A/N: Sorry for the hiatus! Updates should be more regular from here on out.


There was falling, I caught glimpses of a fluorescent light dropping to the floor. I hid my face again before it could land, an instinct that probably saved me as I heard the muffled crash of breaking glass, an explosion of light and cutting that rocketed in the dusty air. I heard more people screaming, and the clatter of footsteps. The ringing of the explosion still lingered in my ears, and I didn't leave the curled-up position where I lay.

I felt a bit of dust enter my throat, and I didn't cough. There was more to think about. That strange electricity still hummed in the air. It was building up now, as if to a crescendo, hissing slowly in my ears, in my brain, in my very core. I knew I couldn't stay here forever. I could feel in my bones that this place would not be allowed to survive. So I just stayed there, wrapped in my own arms and legs, for as long as I could. I didn't want to move, I didn't want to look up until it was really over. After a few minutes, when the world was more quiet, I felt someone try to poke me, thinking I was asleep, making sure I wasn't injured. I muttered that I was fine. I didn't want to hear this person's voice. I was never going to see these people again. Before long, things became very quiet, and all I heard was the sound of my own head.

I waited for hours, but not many. It may have been a trick of my mind, but the ambient light of the room seemed to dim, as if the sun was setting. I wasn't sure what time it was, and I didn't care.

Eventually I felt it. The crescendo was almost reached, and I could barely stand it any longer. My muscles were tense, like they were alive with fire. I felt ready to stand up and run like hell, to scream at the top of my lungs.

In a single fluid motion, I stood up and ran like a shot. My legs felt like they were moving a million miles an hour, as I pounded madly to the door. In the corner of my eye, I might have caught a glimpse of the short-haired girl trying to hold me back, as I shoved my way through the door, and up, up the staircase and out into the hot air. I didn't care.

The air was hot, even though it was evening, like the hot dusty feeling of a generator running in a closed garage. Everywhere around me, my eyes stung and I squinted to see the wreckage of my city. There were smoking craters, piles of burned-up walls and furniture and human bodies. I wanted to puke; I looked up, and the sky was filled with fire. "No! Fuck!" I screamed into the air, but I coughed and nobody heard me. The confused sounds of terror and devastation were too much to sort out inside my mind, but I could tell there was no one else around but me. We were all supposed to die.

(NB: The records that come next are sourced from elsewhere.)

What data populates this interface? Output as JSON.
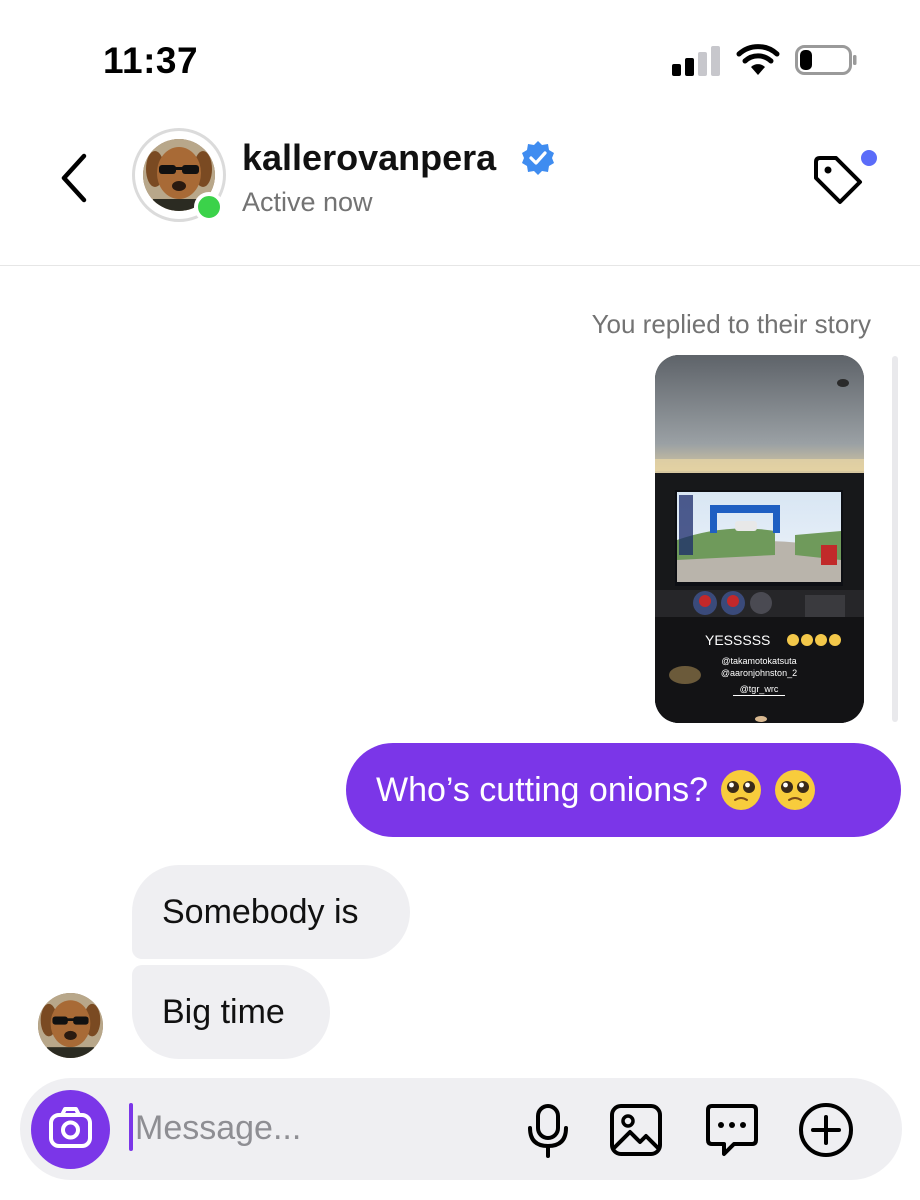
{
  "status_bar": {
    "time": "11:37",
    "signal_bars_active": 2,
    "signal_bars_total": 4,
    "battery_level": 0.25
  },
  "header": {
    "username": "kallerovanpera",
    "status": "Active now",
    "verified": true,
    "icons": [
      "chevron-left-icon",
      "verified-badge-icon",
      "tag-icon"
    ],
    "accent_dot_color": "#5b6cf9",
    "online_dot_color": "#3bd24a"
  },
  "chat": {
    "story_reply_note": "You replied to their story",
    "story": {
      "caption": "YESSSSS",
      "mentions": [
        "@takamotokatsuta",
        "@aaronjohnston_2",
        "@tgr_wrc"
      ]
    },
    "outgoing": [
      {
        "text": "Who’s cutting onions?",
        "emoji_count": 2
      }
    ],
    "incoming": [
      {
        "text": "Somebody is"
      },
      {
        "text": "Big time"
      }
    ]
  },
  "composer": {
    "placeholder": "Message...",
    "icons": [
      "camera-icon",
      "microphone-icon",
      "gallery-icon",
      "sticker-chat-icon",
      "plus-icon"
    ]
  },
  "colors": {
    "accent": "#7b36e8",
    "incoming_bubble": "#efeff2",
    "secondary_text": "#737373"
  }
}
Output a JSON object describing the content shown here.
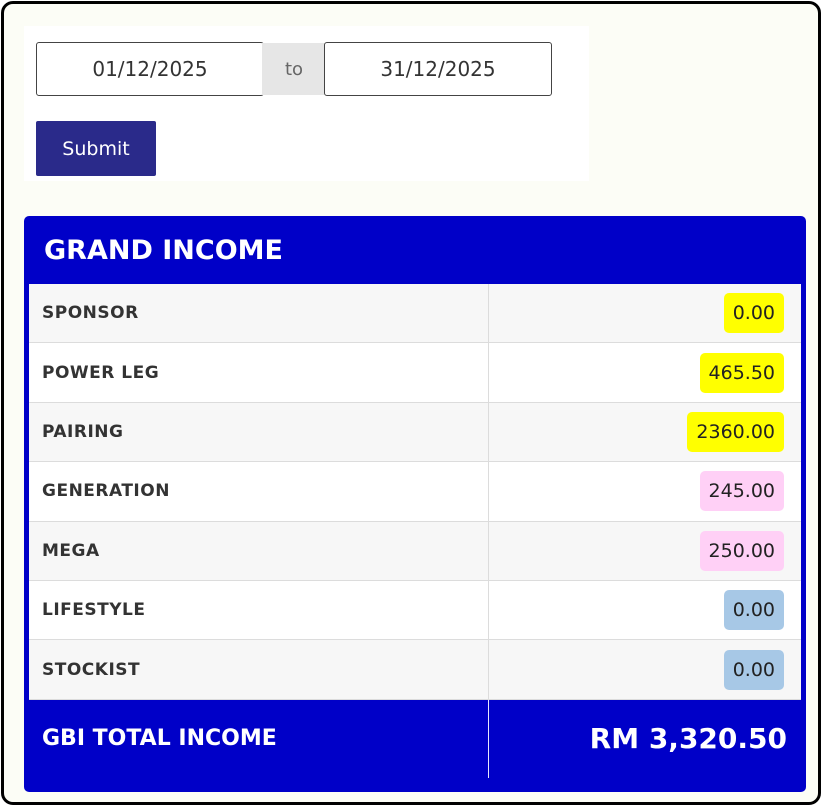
{
  "filter": {
    "date_from": "01/12/2025",
    "to_label": "to",
    "date_to": "31/12/2025",
    "submit_label": "Submit"
  },
  "income": {
    "title": "GRAND INCOME",
    "rows": [
      {
        "label": "SPONSOR",
        "value": "0.00",
        "badge_color": "#ffff00"
      },
      {
        "label": "POWER LEG",
        "value": "465.50",
        "badge_color": "#ffff00"
      },
      {
        "label": "PAIRING",
        "value": "2360.00",
        "badge_color": "#ffff00"
      },
      {
        "label": "GENERATION",
        "value": "245.00",
        "badge_color": "#ffd0f6"
      },
      {
        "label": "MEGA",
        "value": "250.00",
        "badge_color": "#ffd0f6"
      },
      {
        "label": "LIFESTYLE",
        "value": "0.00",
        "badge_color": "#a7c8e6"
      },
      {
        "label": "STOCKIST",
        "value": "0.00",
        "badge_color": "#a7c8e6"
      }
    ],
    "total_label": "GBI TOTAL INCOME",
    "total_value": "RM 3,320.50"
  },
  "colors": {
    "panel_blue": "#0000c8",
    "submit_bg": "#2a2a8a"
  }
}
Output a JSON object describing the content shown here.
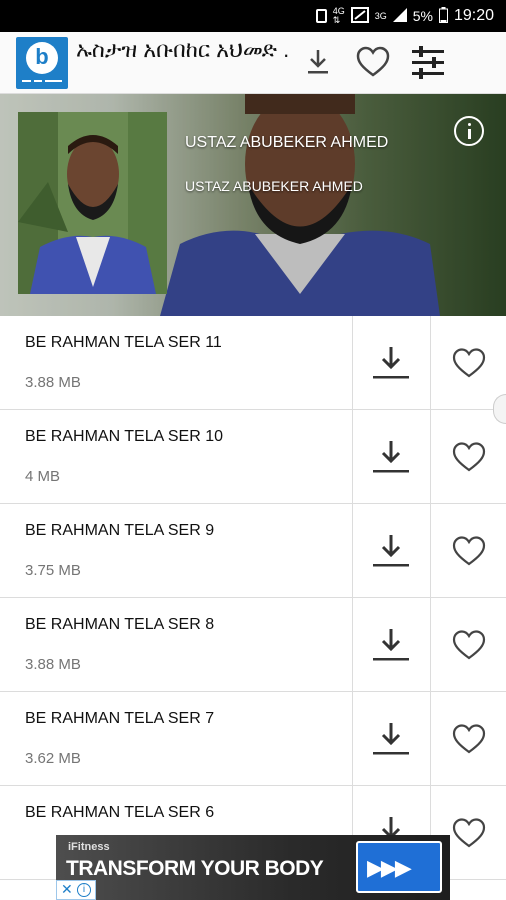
{
  "status_bar": {
    "time": "19:20",
    "battery": "5%",
    "network": "3G",
    "icons": [
      "sim-icon",
      "network-4g-icon",
      "signal-icon",
      "battery-icon"
    ]
  },
  "app_bar": {
    "title": "ኡስታዝ አቡበከር አህመድ .",
    "logo_letter": "b",
    "icons": [
      "download-icon",
      "heart-icon",
      "filter-icon"
    ]
  },
  "header": {
    "artist_name": "USTAZ ABUBEKER AHMED",
    "artist_subtitle": "USTAZ ABUBEKER AHMED",
    "info_icon": "info-icon"
  },
  "tracks": [
    {
      "title": "BE RAHMAN TELA SER 11",
      "size": "3.88 MB"
    },
    {
      "title": "BE RAHMAN TELA SER 10",
      "size": "4 MB"
    },
    {
      "title": "BE RAHMAN TELA SER 9",
      "size": "3.75 MB"
    },
    {
      "title": "BE RAHMAN TELA SER 8",
      "size": "3.88 MB"
    },
    {
      "title": "BE RAHMAN TELA SER 7",
      "size": "3.62 MB"
    },
    {
      "title": "BE RAHMAN TELA SER 6",
      "size": ""
    }
  ],
  "ad": {
    "brand": "iFitness",
    "headline": "TRANSFORM YOUR BODY",
    "cta_symbol": "▶▶▶",
    "close_symbol": "✕",
    "info_symbol": "i"
  },
  "colors": {
    "logo": "#1e7fc8",
    "ad_cta": "#1f6fd6",
    "text_primary": "#111111",
    "text_secondary": "#757575"
  }
}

And as if to punctuate that awful point, at that moment there was a wave of terror that almost swept me off my feet, a wall of force that knocked me down as it screamed and exploded right behind me. My back felt a terrible, searing heat as the meteor slammed into the school behind me, and I hoped the pain of heat dancing across my back didn't mean I'd been burned by the explosion. I thought I could hear the screams of the people in the basement I had just left behind.

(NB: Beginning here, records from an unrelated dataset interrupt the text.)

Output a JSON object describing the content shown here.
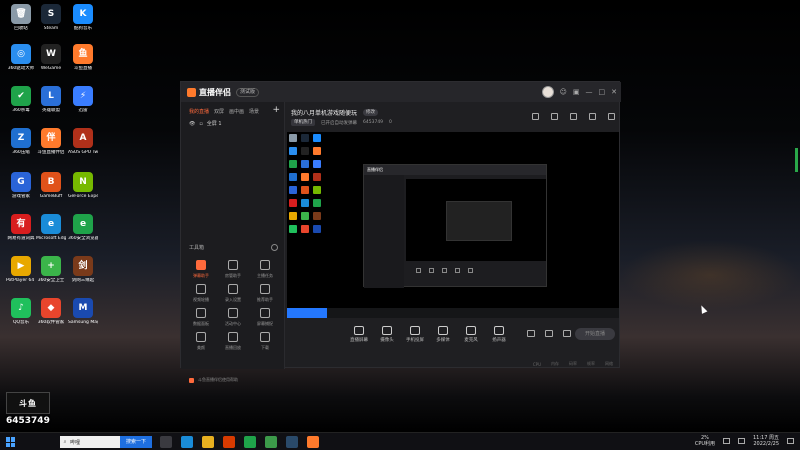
{
  "desktop": {
    "icons": [
      {
        "label": "回收站",
        "color": "#8a9aa8",
        "glyph": "🗑"
      },
      {
        "label": "Steam",
        "color": "#1b2838",
        "glyph": "S"
      },
      {
        "label": "酷狗音乐",
        "color": "#1a8cff",
        "glyph": "K"
      },
      {
        "label": "360驱动大师",
        "color": "#2a8ef0",
        "glyph": "◎"
      },
      {
        "label": "WeGame",
        "color": "#222222",
        "glyph": "W"
      },
      {
        "label": "斗鱼直播",
        "color": "#ff7a2c",
        "glyph": "鱼"
      },
      {
        "label": "360杀毒",
        "color": "#1fa34a",
        "glyph": "✔"
      },
      {
        "label": "英雄联盟",
        "color": "#2a6fd8",
        "glyph": "L"
      },
      {
        "label": "迅雷",
        "color": "#3a7dff",
        "glyph": "⚡"
      },
      {
        "label": "360压缩",
        "color": "#1f6fd0",
        "glyph": "Z"
      },
      {
        "label": "斗鱼直播伴侣",
        "color": "#ff7a2c",
        "glyph": "伴"
      },
      {
        "label": "ASUS GPU Tweak II",
        "color": "#b0301a",
        "glyph": "A"
      },
      {
        "label": "游戏管家",
        "color": "#2a64d8",
        "glyph": "G"
      },
      {
        "label": "GameBuff",
        "color": "#e0521a",
        "glyph": "B"
      },
      {
        "label": "GeForce Experience",
        "color": "#76b900",
        "glyph": "N"
      },
      {
        "label": "网易有道词典",
        "color": "#d81e1e",
        "glyph": "有"
      },
      {
        "label": "Microsoft Edge",
        "color": "#1a8cd8",
        "glyph": "e"
      },
      {
        "label": "360安全浏览器",
        "color": "#1fa34a",
        "glyph": "e"
      },
      {
        "label": "PotPlayer 64 bit",
        "color": "#e8a800",
        "glyph": "▶"
      },
      {
        "label": "360安全卫士",
        "color": "#3bb54a",
        "glyph": "+"
      },
      {
        "label": "剑网三缘起",
        "color": "#7a3a1a",
        "glyph": "剑"
      },
      {
        "label": "QQ音乐",
        "color": "#20c05c",
        "glyph": "♪"
      },
      {
        "label": "360软件管家",
        "color": "#e8452c",
        "glyph": "◆"
      },
      {
        "label": "Samsung Magician",
        "color": "#1a4ab0",
        "glyph": "M"
      }
    ]
  },
  "overlay": {
    "logo": "斗鱼",
    "room_number": "6453749"
  },
  "app": {
    "name": "直播伴侣",
    "version_badge": "测试版",
    "window_controls": [
      "☺",
      "▣",
      "—",
      "□",
      "✕"
    ],
    "sidebar": {
      "tabs": [
        "我的直播",
        "双屏",
        "画中画",
        "场景"
      ],
      "add": "+",
      "scene_label": "全屏 1",
      "tools_title": "工具箱",
      "tools": [
        {
          "label": "弹幕助手",
          "hot": true
        },
        {
          "label": "房管助手",
          "hot": false
        },
        {
          "label": "主播任务",
          "hot": false
        },
        {
          "label": "视频轮播",
          "hot": false
        },
        {
          "label": "录入设置",
          "hot": false
        },
        {
          "label": "推荐助手",
          "hot": false
        },
        {
          "label": "数据面板",
          "hot": false
        },
        {
          "label": "活动中心",
          "hot": false
        },
        {
          "label": "屏幕捕捉",
          "hot": false
        },
        {
          "label": "美颜",
          "hot": false
        },
        {
          "label": "直播回放",
          "hot": false
        },
        {
          "label": "下载",
          "hot": false
        }
      ],
      "bottom_text": "斗鱼直播伴侣使用帮助"
    },
    "room": {
      "title": "我的八月单机游戏随便玩",
      "title_badge": "修改",
      "category": "单机热门",
      "subtitle": "已开启自动发弹幕",
      "room_id": "6453749",
      "fans": "0"
    },
    "controls": [
      {
        "label": "直播屏幕",
        "icon": "screen-icon"
      },
      {
        "label": "摄像头",
        "icon": "camera-icon"
      },
      {
        "label": "手机投屏",
        "icon": "phone-cast-icon"
      },
      {
        "label": "多媒体",
        "icon": "media-icon"
      },
      {
        "label": "麦克风",
        "icon": "microphone-icon"
      },
      {
        "label": "扬声器",
        "icon": "speaker-icon"
      }
    ],
    "start_button": "开始直播",
    "status_items": [
      "CPU",
      "内存",
      "码率",
      "帧率",
      "网络"
    ]
  },
  "taskbar": {
    "search_text": "哔哩",
    "search_button": "搜索一下",
    "cpu_percent": "2%",
    "cpu_label": "CPU利用",
    "time": "11:17 周五",
    "date": "2022/2/25",
    "apps": [
      {
        "name": "task-view",
        "color": "#3a3a40"
      },
      {
        "name": "edge",
        "color": "#1a8cd8"
      },
      {
        "name": "explorer",
        "color": "#e8b020"
      },
      {
        "name": "office",
        "color": "#d83b01"
      },
      {
        "name": "360browser",
        "color": "#1fa34a"
      },
      {
        "name": "chrome",
        "color": "#3c9a4a"
      },
      {
        "name": "steam",
        "color": "#2a4a6a"
      },
      {
        "name": "douyu-companion",
        "color": "#ff7a2c"
      }
    ]
  }
}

It was too much. After a few minutes I pulled myself back up from the ruined sidewalk I had fallen on, and I just wanted to cry. It was too much. I wondered if my face was blackened with soot as I held back a wave of tears. But I scolded myself, holding back, and I didn't allow myself to leave the fearsome mindset I still had. I held onto my instincts, and my fear.

There was no time for anything else now. I only had one hope of making it through this ferocious holocaust, and that was to listen to the throbbing in my mind, anticipate where I was meant to die.

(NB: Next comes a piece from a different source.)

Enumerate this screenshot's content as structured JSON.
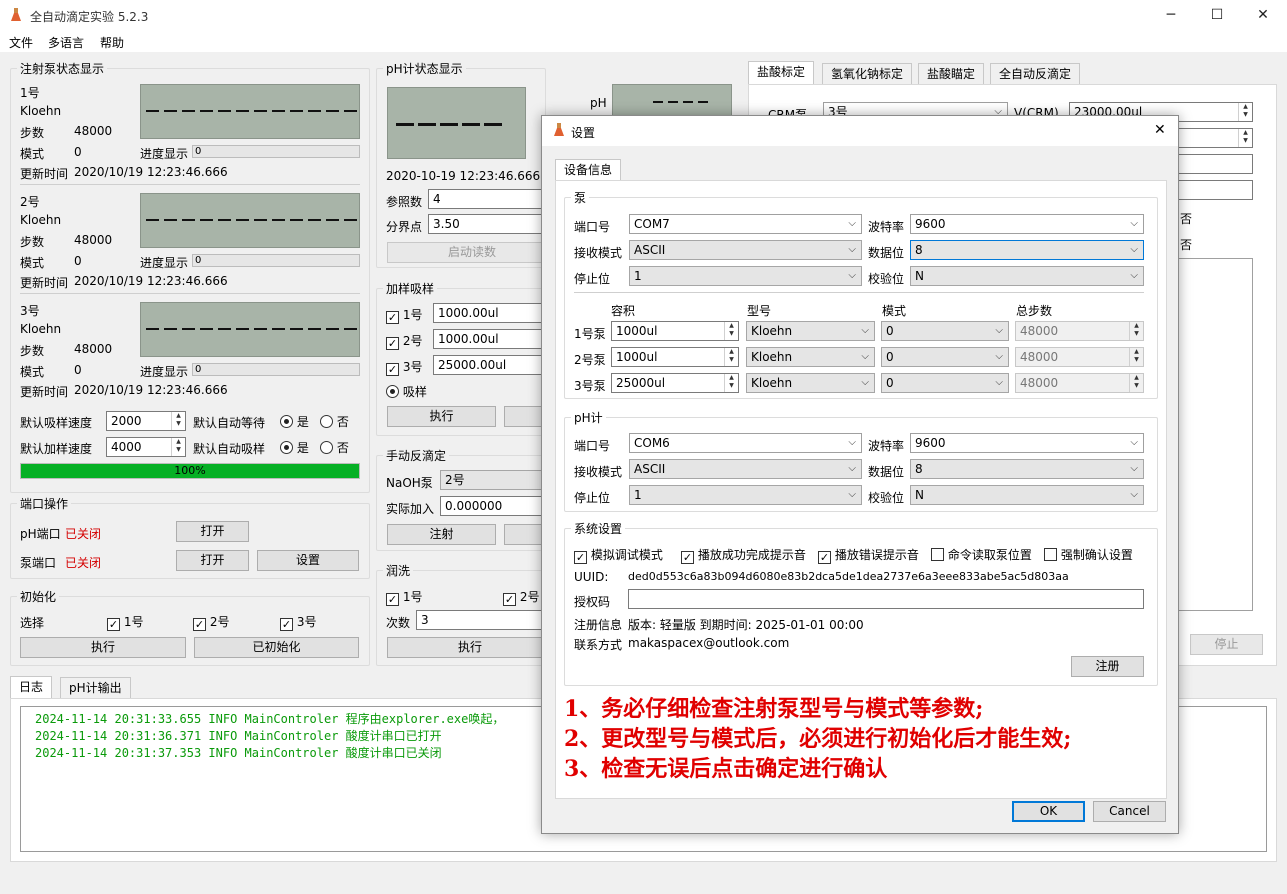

It thrummed again. Something was close by, about to happen. Without thinking I darted towards the wrecked shell of a house nearby. It wasn't a meteor this time, but another house, on fire, collapsing sideways, engulfing the spot where I had just been standing in a fiery inferno.

I knew that I had to keep moving. It was the only way. I kept going rapidly, purposefully, dodging the places where death was going to be. I kept moving, out of the city, jumping over yawning crevasses in the cracked pavement and carefully making my way around the huge, black billowing craters, which seemed to be centered around places where there would be big masses of people. I was breathing heavily, sweat running down my face, when I reached downtown. The baseball stadium was nothing but a deep, round blackness, pouring out acrid smoke.

I kept going. I just walked, and ran, as long as I could. I rested when I felt like I was relatively safe, but only ever for a minute or two. I would sit down for a quick breather on a scorched fire hydrant, maybe I would pause by a burst-open water main for a couple of gulps of water. But I didn't dare stay in one place too long; I just kept going until I couldn't see the city. My eyelids were heavy and crusted, and I was drawing on my last, hysterical reserves of strength when I collapsed in the open country. It was out in the middle of unbroken, scorched plains, where the thrumming in my skull was quiet enough that I trusted myself to sleep.